-
Notifications
You must be signed in to change notification settings - Fork 10.1k
Description
Current Behavior
Are there any improvements for layout and rotation detection planned ?
No meaningful part is captured from the synthetic test image attached, no matter what psm mode is used
tesseract.exe --psm 1 -c min_characters_to_try=2 --dpi 300 -l eng "input.jpg" "output" hocr
tesseract.exe --psm 12 -c min_characters_to_try=2 --dpi 300 -l eng "input.jpg" "output" hocr
Also desipte -c min_characters_to_try=2 given, output complains
Too few characters.

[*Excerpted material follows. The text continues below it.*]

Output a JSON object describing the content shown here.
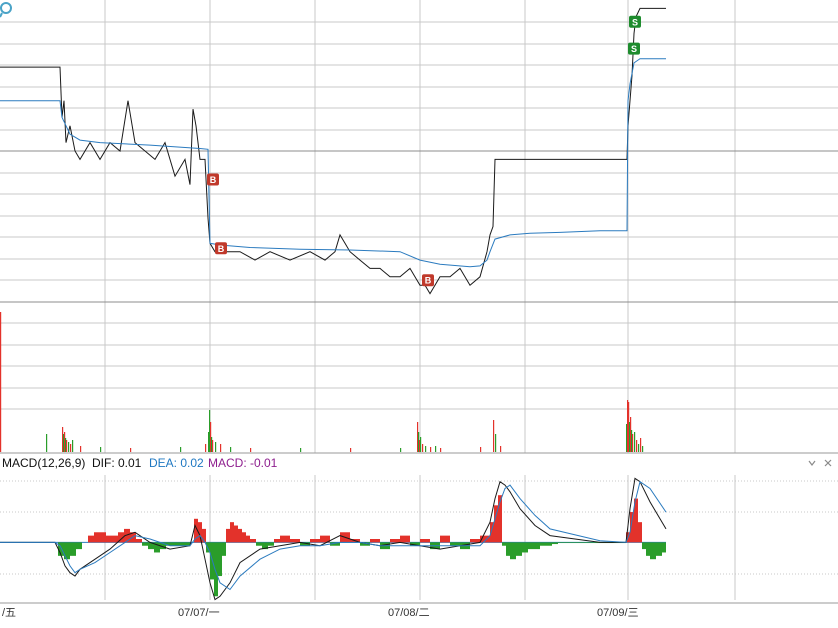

Skipping this page
OSD: Weak margin (0.00) for 23 blob text block, but using orientation anyway: 0
Output is just nonsense...at least the confidence is low enough
<span class='ocr_line' id='line_1_1' title="bbox 100 450 120 718; textangle 90; x_size 27.333334; x_descenders 6.8333335; x_ascenders 6.8333335">
<span class='ocrx_word' id='word_1_1' title='bbox 100 490 120 718; x_wconf 16'>NOILVYLSININGY</span>
<span class='ocrx_word' id='word_1_2' title='bbox 100 450 120 482; x_wconf 70'>20</span>
</span>
<span class='ocr_line' id='line_1_2' title="bbox 62 1054 330 1074; baseline 0 0; x_size 27.333334; x_descenders 6.8333335; x_ascenders 6.8333335">
<span class='ocrx_word' id='word_1_3' title='bbox 62 1054 290 1074; x_wconf 37'>NOILVYLSININGY</span>
<span class='ocrx_word' id='word_1_4' title='bbox 298 1054 330 1074; x_wconf 0'>¢0</span>
</span>
Synthetic image is minimized representative example of actual content
Expected Behavior
better detection for zones with rotated text.
Suggested Fix
No response
tesseract -v
tesseract v5.5.0.20241111
leptonica-1.85.0
libgif 5.2.2 : libjpeg 8d (libjpeg-turbo 3.0.4) : libpng 1.6.44 : libtiff 4.7.0 : zlib 1.3.1 : libwebp 1.4.0 : libopenjp2 2.5.2
Found AVX2
Found AVX
Found FMA
Found SSE4.1
Found libarchive 3.7.7 zlib/1.3.1 liblzma/5.6.3 bz2lib/1.0.8 liblz4/1.10.0 libzstd/1.5.6
Found libcurl/8.11.0 Schannel zlib/1.3.1 brotli/1.1.0 zstd/1.5.6 libidn2/2.3.7 libpsl/0.21.5 libssh2/1.11.0
Operating System
Windows 10
Other Operating System
No response
uname -a
No response
Compiler
No response
CPU
AMD Ryzen 9, X3900
Virtualization / Containers
No response
Other Information
I looked at the recent updates for the last year and more, since version 5.0 release.
Many compiler fixes, code hygiene, cleanup and a few specific edge case bug fixes are done but I don't see any updates that really improve core OCR engine performance or accuracy for layout. I guess those are really difficult subjects.